Time—The Greatest Thief of All

Few things are more deceptive than memories.
—Carlos Ruiz Zafón

A while ago, on 29 September to be exact, I noticed the date, and there was a tintinnabulation, one that I had, apparently, missed the day before. I do not doubt that I saw 28 September 2009 any number of times. So what? My mother died on 28 September 1992, and this was the first year that I did not think of her passing when I saw the day and month. Seventeen years to forget? Or was it just seventeen years to not remember?

On Tuesday 29 September I thought: "Good grief! Yesterday was the anniversary of my mother's death. I missed it."

Perhaps if I lived in Bermuda where she is buried, I would have planned a visit to her grave days or weeks beforehand. Some day when she came to mind and I'd have remembered those last hot days of the summer of 1992 which my mother spent in the hospice as the cancers crawled through her body and, at about three o'clock in the afternoon on 28 September, reached her fingertips.
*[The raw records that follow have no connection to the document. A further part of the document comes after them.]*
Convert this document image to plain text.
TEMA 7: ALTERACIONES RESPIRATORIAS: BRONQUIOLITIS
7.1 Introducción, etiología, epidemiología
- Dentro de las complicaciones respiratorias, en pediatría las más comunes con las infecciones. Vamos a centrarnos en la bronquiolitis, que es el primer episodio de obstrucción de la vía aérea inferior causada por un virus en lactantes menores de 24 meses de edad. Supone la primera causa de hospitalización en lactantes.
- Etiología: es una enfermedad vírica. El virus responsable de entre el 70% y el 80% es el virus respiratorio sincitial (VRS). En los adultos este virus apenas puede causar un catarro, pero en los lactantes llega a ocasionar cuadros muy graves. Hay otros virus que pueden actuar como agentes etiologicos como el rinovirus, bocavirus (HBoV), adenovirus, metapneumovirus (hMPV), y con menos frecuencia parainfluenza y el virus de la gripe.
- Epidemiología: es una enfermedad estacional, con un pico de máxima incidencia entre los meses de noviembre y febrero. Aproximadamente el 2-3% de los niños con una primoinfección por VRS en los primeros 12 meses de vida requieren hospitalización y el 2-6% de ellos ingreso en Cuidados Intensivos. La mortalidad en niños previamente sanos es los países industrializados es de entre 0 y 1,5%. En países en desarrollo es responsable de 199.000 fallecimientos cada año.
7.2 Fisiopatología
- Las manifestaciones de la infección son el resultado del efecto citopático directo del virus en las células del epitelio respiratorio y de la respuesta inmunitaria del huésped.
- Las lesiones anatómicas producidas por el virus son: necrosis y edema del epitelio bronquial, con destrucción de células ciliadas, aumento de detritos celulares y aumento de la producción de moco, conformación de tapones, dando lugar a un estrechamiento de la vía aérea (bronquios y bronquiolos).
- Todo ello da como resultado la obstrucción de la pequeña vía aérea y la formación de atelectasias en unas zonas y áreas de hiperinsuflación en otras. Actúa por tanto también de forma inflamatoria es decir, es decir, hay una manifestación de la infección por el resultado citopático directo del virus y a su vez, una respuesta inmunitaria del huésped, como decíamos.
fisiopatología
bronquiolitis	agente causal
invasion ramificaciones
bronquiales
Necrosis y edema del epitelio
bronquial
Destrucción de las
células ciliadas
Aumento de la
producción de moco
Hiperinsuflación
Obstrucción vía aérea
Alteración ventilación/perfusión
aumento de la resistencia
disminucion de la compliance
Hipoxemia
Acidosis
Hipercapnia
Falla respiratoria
They turned dark purple as I held onto them in the hour before she stopped breathing.

I remember that remarkably well.

The only sound, a loud gasp, from the older of my mother's brothers, also in the room. Not forgotten.

I haven't a single photograph of my mother now. However, I can picture her in quite a few photographs that I grew up with, taken in her infancy and through the sixty-something years she lived. As I sit here, I cannot see her in my mind from general times in her life, as a person unposed, because her life, as it affected me, was a photographic plate exposed for about forty-two years (my age when she died). Except for that final moment. I can see her just dead on the bed. Eyes wide open. Back arched slightly. Her hair had been shampooed and cut by a hairdresser friend the day before and my mother looked quite tidy.

We've had several television programmes this past fortnight on the subject of death. Documentaries on our attitudes towards death and dying over the centuries were particularly interesting.

Cremation has only really been a going concern in the UK for about 120 years. Acceptance by some of the major churches, like the Church of England, is quite recent, but most dead folks here are cremated now. People still seem to look forward to a funeral service of some sort. Funeral homes now do most of the work. My great-grandparents would have been laid out in their coffins in the front room at home. Family and neighbours would have washed and dressed the body.

It is clearly becoming increasingly difficult to pop around to the graves of family members when the anniversaries of their deaths (and Easter Sunday) come around. I'm looking forward to being cremated, with no funeral service, and scattered off in the wild somewhere easily forgotten by a stranger.

Will anyone think of me when the anniversary date rolls around? I'm not sure that I give a hoot. I'd much rather somebody thought of me while I was alive to enjoy it. Perhaps a postcard?

CP

Ross Eldridge lives in a tiny North Sea town on the coast of England near the Scottish border. He reads a good deal, has a go at photography, and researches family history. Ross has written a weekly newspaper column, but is now content to blog at Barking Mad in Amble by the Sea, dedicated primarily to his little dog, Cailean.